Do you love your job but struggle dealing with management? Do you look forward to getting together with your clients but avoid meeting with your co-workers? Are you partners with someone in business or in your personal life with whom you experience as difficult? Do you feel that you are ineffective in problem-solving with certain groups of co-workers or friends? Perhaps there is a personality conflict with you and your team. Often we write off personality conflicts because we can’t change someone else’s personality. However, there are strategies and approaches to help navigate situations where potential personality conflicts exist that I’ve outlined here.

Each time we work together in a group of two or more to accomplish a specific task, we are participating in a team. Each team member brings talents and skills to the group as well as inherent flaws or weaknesses in their role on the team. As coaches, we utilize personality assessment instruments, such as the Myers-Briggs Type Indicator or the DISC Personality Test, to help others better understand their own unique preferences and approaches to communication, teamwork and decision-making and gain a new understanding and empathy for others’ preferences. Using these personality tools can also help us understand patterns of interaction within teams and how they change with challenges facing the team or when new group members join the team. The personality styles of team members vary, such as a logical analyzer to the compassionate supporter, and the team takes on its own personality based on the majority of the qualities of its members.

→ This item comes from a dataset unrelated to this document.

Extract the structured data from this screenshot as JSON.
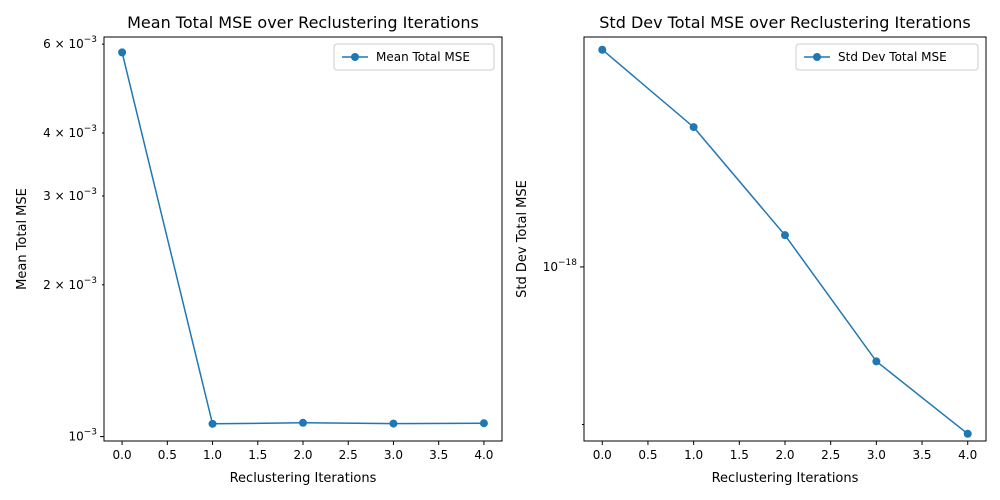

Conflicts can develop from different personality approaches when the goals are not clearly stated or results are not met. Sometimes, team members’ behaviors or activities may even be contradictory to the stated goals. These differences sometimes reflect the individual team member’s preferences for communication, action, and method of participation on the team. For example, some people enjoy brainstorming as a part of problem-solving while others want facts presented to support a position. Some team members want to have the authority to make decisions without others’ input while others approach decisions collaboratively and strive for harmony and consensus. It is helpful to understand our preferred approach and that of others, especially when we’re experiencing conflict.

I recently spent time talking with a friend, “Sarah,” who was having serious medical problems. She felt left out of decision-making about her health care and long-term impact to her life. Sarah’s preferred style, having been an Army surgical nurse in a field hospital in Vietnam, is to act with authority in times of crisis (and in many situations to save lives). When she made decisions for the patient during the war, the patient was in no position to participate in the decision-making. Now, Sarah is experiencing her medical professionals making decisions without her input, leading to uncertainty and distrust. She is frustrated because her typical approach - giving orders others immediately respond to - is not effective in her current situation. She is more likely to get ignored by her care team and be identified as a “difficult patient” who is not cooperating with the Plan of Care. She does not experience being part of the decision-making team but rather feels like a victim and adversary. Sarah and I explored how effective communication can help her be included and respected as a member of the care team and decision-making process. We explored some new approaches for Sarah to try to produce the results she is committed to, including:

  1. LISTENING. I recognized that Sarah had heard some disturbing facts about her body and that she needed to listen fully to the medical experts who had examined her recently. Effective teams create open two-way communication to foster trust. I asked her to listen to her doctors, without interruption, as I did for her for two hours, at her next visit.
  2. COLLABORATING. I suggested that Sarah write down her questions and talk them through during her next appointment AFTER she listened to the care team’s observations and recommendations. Then, she could also share any suggestions that she had based on her experience or knowledge that she felt would help in the direction or approach or help her deal with the situation.
  3. SHARING HER FEELINGS. Sarah is not used to sharing her feelings with others. Her style is to make decisions based on facts and get into immediate action. Getting in touch with her feelings of fear, sadness, and anger at the diagnosis will help her accept the situation and make the best decisions for herself. Sharing her feelings, while not Sarah’s natural preference, will help her care team understand where she is coming from in these conversations and decision-making process, including her reaction on the past visit.

As Sarah understands and accepts her own preferred style of communicating, decision-making and working on teams, she can leverage her strengths from her natural abilities while trying new approaches to appeal to others’ styles and preferences to achieve her desired outcomes. When she can identify and accept her blind spots she can problem-solve as a partner with the medical team, instead of acting as an adversary.

Understanding your preferred style and strengths of interacting on a team and learning about your “blind spots” will allow you to try new communication strategies and approaches to decision making. You can also understand and embrace the strengths of other team members to seek ways to help them utilize these more effectively to achieve the goals of the team and for the overall success of all persons involved.

What do you now see about how you interact on teams and how understanding your personality preferences and those of others could enhance team collaboration and communication and facilitate better decision-making processes? Please share your feedback with our readers so we can learn from you!